March 5, 2020
An obvious goal of securities rules and laws is to expand and provide greater capital formation possibilities. This can be accomplished in the critical private investment fund market through the combination of the redefinition of an accredited investor as well as changes to the Section 3(c)1 exemptions imposed on investment companies under the Investment Company Act of 1940.
I have previously made comments related to the accredited investor definition specifically that it should expand the definition based on education, degree or qualifications such as possessing a CPA, CFA, CAIA, MBA, JD, or other masters level degree in business, accounting, economics or law. In addition, there ought to be a junior level or Tier 2 Accredited Investor or "Accredited Purchaser", who earn a minimum of $100,000 per year or have a $500,000 or greater net worth. Tier 2 Accredited Investors would be restricted to a dollar amount per year, say $100,000, that could be invested in Reg D private placements per year.
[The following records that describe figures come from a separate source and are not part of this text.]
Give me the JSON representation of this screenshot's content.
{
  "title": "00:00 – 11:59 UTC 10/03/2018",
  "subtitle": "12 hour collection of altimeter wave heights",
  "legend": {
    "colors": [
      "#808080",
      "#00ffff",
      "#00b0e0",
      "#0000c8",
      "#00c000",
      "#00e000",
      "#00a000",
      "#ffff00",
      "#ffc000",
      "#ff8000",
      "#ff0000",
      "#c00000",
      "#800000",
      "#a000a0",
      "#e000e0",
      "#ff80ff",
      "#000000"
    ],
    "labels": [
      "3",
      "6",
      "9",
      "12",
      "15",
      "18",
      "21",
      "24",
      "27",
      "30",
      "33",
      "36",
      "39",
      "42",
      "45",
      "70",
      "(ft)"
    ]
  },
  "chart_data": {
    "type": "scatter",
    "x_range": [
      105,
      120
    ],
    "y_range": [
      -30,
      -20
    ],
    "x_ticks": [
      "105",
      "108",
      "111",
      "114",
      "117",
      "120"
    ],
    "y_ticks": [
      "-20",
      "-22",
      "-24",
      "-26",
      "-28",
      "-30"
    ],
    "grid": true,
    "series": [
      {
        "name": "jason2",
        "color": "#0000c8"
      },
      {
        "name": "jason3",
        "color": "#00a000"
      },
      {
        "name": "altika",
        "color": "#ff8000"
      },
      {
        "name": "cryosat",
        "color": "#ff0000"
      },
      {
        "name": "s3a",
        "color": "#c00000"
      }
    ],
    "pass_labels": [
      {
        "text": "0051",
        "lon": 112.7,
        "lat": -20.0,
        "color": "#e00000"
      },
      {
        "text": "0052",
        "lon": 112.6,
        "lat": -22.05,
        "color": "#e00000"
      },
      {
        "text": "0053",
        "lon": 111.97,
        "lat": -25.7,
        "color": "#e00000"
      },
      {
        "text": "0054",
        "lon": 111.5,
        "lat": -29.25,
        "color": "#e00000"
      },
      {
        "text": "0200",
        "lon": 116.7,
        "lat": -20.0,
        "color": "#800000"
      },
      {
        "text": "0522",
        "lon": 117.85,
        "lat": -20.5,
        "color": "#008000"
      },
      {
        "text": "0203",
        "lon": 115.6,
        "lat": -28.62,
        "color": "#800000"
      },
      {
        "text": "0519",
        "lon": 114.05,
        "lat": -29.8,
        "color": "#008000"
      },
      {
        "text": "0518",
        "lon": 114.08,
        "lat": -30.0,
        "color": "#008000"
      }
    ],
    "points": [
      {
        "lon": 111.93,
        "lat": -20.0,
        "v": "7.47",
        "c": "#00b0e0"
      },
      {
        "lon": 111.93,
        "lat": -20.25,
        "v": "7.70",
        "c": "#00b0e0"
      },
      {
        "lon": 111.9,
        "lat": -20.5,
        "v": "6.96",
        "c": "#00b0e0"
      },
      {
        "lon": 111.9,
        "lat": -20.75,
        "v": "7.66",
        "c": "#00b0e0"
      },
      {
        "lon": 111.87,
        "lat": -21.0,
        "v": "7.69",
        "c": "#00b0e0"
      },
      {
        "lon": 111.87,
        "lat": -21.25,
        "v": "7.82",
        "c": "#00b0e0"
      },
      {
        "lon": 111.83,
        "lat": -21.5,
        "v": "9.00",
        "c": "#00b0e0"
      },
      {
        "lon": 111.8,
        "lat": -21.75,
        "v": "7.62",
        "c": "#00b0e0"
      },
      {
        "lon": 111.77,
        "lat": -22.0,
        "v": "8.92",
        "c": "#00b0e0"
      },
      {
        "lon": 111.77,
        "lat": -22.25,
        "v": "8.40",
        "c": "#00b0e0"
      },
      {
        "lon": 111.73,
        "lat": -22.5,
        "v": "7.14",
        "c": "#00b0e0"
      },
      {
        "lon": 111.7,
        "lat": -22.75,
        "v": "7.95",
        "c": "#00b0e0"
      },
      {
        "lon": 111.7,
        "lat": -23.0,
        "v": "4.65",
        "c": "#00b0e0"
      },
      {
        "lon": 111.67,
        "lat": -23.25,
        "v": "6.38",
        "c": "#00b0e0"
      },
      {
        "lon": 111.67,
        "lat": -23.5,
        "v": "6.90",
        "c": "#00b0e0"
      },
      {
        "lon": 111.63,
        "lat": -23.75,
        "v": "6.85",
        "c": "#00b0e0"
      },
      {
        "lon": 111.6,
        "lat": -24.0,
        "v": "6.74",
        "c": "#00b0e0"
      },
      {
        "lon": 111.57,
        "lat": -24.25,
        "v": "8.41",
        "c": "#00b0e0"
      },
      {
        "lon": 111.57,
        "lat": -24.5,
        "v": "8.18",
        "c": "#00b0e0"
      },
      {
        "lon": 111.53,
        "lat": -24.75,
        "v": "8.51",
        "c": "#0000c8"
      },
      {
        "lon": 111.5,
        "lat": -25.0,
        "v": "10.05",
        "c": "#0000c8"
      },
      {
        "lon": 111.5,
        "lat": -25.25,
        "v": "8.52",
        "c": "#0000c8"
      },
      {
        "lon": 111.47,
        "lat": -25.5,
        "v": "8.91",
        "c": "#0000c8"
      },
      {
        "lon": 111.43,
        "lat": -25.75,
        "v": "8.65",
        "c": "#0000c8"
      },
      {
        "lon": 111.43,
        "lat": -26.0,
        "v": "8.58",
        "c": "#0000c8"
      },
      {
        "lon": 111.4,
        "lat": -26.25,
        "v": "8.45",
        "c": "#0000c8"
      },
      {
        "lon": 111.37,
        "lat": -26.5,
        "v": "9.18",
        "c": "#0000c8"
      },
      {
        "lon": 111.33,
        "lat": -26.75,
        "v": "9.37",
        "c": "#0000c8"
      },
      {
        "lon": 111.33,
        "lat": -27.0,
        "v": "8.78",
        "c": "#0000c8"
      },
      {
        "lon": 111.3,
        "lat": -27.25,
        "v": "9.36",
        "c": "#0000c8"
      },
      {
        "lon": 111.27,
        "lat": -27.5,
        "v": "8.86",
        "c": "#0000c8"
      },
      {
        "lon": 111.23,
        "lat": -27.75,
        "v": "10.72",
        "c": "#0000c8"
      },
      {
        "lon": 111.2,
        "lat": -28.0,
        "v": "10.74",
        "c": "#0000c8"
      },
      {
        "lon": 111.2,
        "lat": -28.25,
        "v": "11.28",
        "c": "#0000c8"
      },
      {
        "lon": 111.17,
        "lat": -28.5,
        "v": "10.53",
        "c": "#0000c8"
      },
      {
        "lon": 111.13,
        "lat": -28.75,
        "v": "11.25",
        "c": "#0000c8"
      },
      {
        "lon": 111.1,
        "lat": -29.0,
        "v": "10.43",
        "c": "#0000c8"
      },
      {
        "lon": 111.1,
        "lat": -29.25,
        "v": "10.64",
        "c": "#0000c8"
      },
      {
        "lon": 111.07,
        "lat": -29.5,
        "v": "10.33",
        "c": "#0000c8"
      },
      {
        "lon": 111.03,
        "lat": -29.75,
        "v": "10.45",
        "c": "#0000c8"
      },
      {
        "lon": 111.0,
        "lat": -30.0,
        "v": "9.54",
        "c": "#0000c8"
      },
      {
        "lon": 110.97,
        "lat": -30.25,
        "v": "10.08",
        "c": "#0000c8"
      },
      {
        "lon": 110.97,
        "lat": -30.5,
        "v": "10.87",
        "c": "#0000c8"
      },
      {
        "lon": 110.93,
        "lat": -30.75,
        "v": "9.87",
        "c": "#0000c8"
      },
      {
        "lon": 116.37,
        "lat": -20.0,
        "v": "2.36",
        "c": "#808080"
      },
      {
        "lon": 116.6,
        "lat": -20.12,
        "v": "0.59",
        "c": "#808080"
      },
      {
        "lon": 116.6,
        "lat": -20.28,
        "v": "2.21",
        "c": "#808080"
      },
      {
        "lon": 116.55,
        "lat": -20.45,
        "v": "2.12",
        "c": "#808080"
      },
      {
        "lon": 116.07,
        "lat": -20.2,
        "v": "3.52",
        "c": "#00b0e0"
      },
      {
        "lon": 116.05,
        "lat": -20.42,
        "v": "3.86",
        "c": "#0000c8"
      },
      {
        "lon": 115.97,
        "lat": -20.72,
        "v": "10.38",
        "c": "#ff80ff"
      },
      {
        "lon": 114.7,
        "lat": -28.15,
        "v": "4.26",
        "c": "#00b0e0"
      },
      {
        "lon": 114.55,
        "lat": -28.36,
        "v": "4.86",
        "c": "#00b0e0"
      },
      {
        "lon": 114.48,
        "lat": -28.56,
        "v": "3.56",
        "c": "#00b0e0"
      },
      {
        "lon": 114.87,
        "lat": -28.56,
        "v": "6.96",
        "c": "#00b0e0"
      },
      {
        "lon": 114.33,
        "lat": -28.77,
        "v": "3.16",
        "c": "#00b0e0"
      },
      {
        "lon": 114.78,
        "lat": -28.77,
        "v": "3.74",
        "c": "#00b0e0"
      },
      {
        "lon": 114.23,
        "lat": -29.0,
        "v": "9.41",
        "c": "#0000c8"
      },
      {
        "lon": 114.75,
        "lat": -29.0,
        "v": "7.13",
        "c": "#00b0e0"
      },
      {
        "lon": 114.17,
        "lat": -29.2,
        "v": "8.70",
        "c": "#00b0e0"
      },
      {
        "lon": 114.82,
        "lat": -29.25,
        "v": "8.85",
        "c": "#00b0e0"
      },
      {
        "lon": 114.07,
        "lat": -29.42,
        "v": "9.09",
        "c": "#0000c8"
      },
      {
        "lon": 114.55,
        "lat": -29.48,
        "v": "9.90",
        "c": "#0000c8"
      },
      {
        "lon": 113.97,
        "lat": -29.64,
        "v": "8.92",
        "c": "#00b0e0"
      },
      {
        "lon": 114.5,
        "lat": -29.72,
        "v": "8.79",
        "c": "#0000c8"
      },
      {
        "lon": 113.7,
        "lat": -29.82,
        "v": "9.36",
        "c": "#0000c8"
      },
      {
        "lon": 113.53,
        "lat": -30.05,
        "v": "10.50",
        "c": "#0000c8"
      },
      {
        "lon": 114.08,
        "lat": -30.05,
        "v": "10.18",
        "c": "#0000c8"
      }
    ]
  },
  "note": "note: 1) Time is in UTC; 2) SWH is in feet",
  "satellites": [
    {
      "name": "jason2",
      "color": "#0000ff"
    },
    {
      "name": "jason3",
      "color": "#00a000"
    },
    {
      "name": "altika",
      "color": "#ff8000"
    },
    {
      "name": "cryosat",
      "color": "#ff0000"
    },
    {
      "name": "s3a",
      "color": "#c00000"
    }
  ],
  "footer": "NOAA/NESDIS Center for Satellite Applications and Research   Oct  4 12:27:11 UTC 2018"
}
Although not related to the accredited investor definition, I believe that the exemptions from the requirements imposed on investment companies under the Investment Company Act of 1940 under Section 3(c)1 which limits the number of investors to 100, should be increased to 500 investors. The 100 person limit serves no purpose other than to limit the potential amount of capital that can be raised.
The combination of allowing 500 investors (not just 100 investors) to invest in investment companies along with a redefinition of an accredited investor to be more inclusive based on credentials and adding a limited junior level accredited investor will allow the private investment fund market to expand and provide greater capital formation possibilities.